From Radley Balko, a man whose libertarianism is pure enough that I do believe his ideal world might mirror the anarchic hellhole that Snake Pliskin had to blast his way through, made a very good point today on the Twitters: California’s assembly just passed a lunatic bill that is the kind of thing that would make all of us libertarians if we think about it too hard.
The topic: babysitters’ rights.
I am obviously a partisan here. A large portion of my paycheck goes to paying our nanny/babysitter, and my wallet and conscience are in constant conflict. Ultimately, I think, conscience won: we play more than twice minimum wage, guarantee minimum weekly salary, with four weeks paid vacation and unlimited sick days. So I don’t believe I’m some sort of bastard sending our babysitter underpaid into the salt mines of childcare.
However, Assembly Bill 889 makes me seem like one. I love Tom Ammiano, the oft-heroic Supervisor from my former town of San Francisco, but he’s gotten into something weird here. To wit:
Under AB 889, household “employers” (aka “parents”) who hire a babysitter on a Friday night will be legally obligated to pay at least minimum wage to any sitter over the age of 18 (unless it is a family member), provide a substitute caregiver every two hours to cover rest and meal breaks, in addition to workers’ compensation coverage, overtime pay, and a meticulously calculated timecard/paycheck.
I actually agree with about half of this. Minimum wage? Hell yes. Overtime? Sure. Keeping good records on a timecard is probably also a good idea. But worker’s comp? Do any of us have worker’s comp? Can we throw in a couple extra bucks an hour for that and health coverage? That’s probably a cop out, I know, but involving the state of California’s worker’s comp system in your childcare arrangement sounds like an invitation to bureaucratic trouble.

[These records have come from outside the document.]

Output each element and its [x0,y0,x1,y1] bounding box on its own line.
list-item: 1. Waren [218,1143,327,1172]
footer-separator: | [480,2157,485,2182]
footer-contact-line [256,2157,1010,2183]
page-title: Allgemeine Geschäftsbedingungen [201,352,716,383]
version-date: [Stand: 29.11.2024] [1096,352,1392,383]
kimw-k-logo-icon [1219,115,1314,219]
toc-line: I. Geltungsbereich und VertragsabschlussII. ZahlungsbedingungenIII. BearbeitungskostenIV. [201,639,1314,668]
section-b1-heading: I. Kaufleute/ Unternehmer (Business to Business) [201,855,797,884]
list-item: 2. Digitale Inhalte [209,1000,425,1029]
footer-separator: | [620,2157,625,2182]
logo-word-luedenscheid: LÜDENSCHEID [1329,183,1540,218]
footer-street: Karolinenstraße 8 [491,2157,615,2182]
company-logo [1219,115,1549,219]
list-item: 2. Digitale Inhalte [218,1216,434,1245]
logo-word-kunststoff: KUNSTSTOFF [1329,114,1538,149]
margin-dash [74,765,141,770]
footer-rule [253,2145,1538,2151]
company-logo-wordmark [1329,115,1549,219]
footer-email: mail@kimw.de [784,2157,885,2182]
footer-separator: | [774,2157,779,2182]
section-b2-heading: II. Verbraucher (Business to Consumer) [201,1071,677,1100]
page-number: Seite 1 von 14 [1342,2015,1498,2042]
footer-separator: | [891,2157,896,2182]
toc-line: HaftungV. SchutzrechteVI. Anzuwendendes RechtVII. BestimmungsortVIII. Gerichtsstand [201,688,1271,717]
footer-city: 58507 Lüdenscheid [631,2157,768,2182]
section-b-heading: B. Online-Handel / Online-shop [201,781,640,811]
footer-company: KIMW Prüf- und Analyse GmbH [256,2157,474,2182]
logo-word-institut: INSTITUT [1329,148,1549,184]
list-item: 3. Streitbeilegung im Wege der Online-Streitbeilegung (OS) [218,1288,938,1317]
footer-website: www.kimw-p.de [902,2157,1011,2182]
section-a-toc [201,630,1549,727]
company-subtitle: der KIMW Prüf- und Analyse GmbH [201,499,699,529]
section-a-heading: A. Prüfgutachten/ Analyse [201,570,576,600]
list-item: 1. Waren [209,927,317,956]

But the real clear crazy here is the mandatory breaks, the idea that you need to hire a babysitter to cover for your babysitter every two hours so that first babysitter can have a break/meal. Will you need to a hire a third babysitter to cover the second babysitter’s five-minute breaks? Has anyone who voted for (and passed!) this bill in the assembly actually tried to find a babysitter for a Friday night? How the hell are you supposed to find not just one, but a second one who will come in and work for 15 minutes every two hours.
I know it’s hard work taking care of someone else’s miscreants. I can barely take care of my own, and I happen to really dig them. But babysitters, as I know them, are not short of breaks. They set kids in front of Rio and bliss out on their phones. They drag them to faroff playgrounds for playdates with children who are way too old or way too young because the babysitters of those kids are their buddies. They text constantly. They are geniuses at carving out time for themselves.
Back to the good parts: I applaud elected officials for looking out for a working class constituency that doesn’t exactly have a powerful lobby. But the problem with labor reform in this country is that sometimes when pass an ambitious Swede-style package of rights, you’re squeezing an employer (in this case, a parent) who is already squeezed by the shitty economy themselves. It’s hard to give an employee far more protections and things like mandatory breaks when the employer has none of that either.
Classic race to the bottom, I know. We all stab each other in the back on the working end of the spectrum, and Goldman Sachs gets to roll in bathtubs of money. But this ain’t the solution.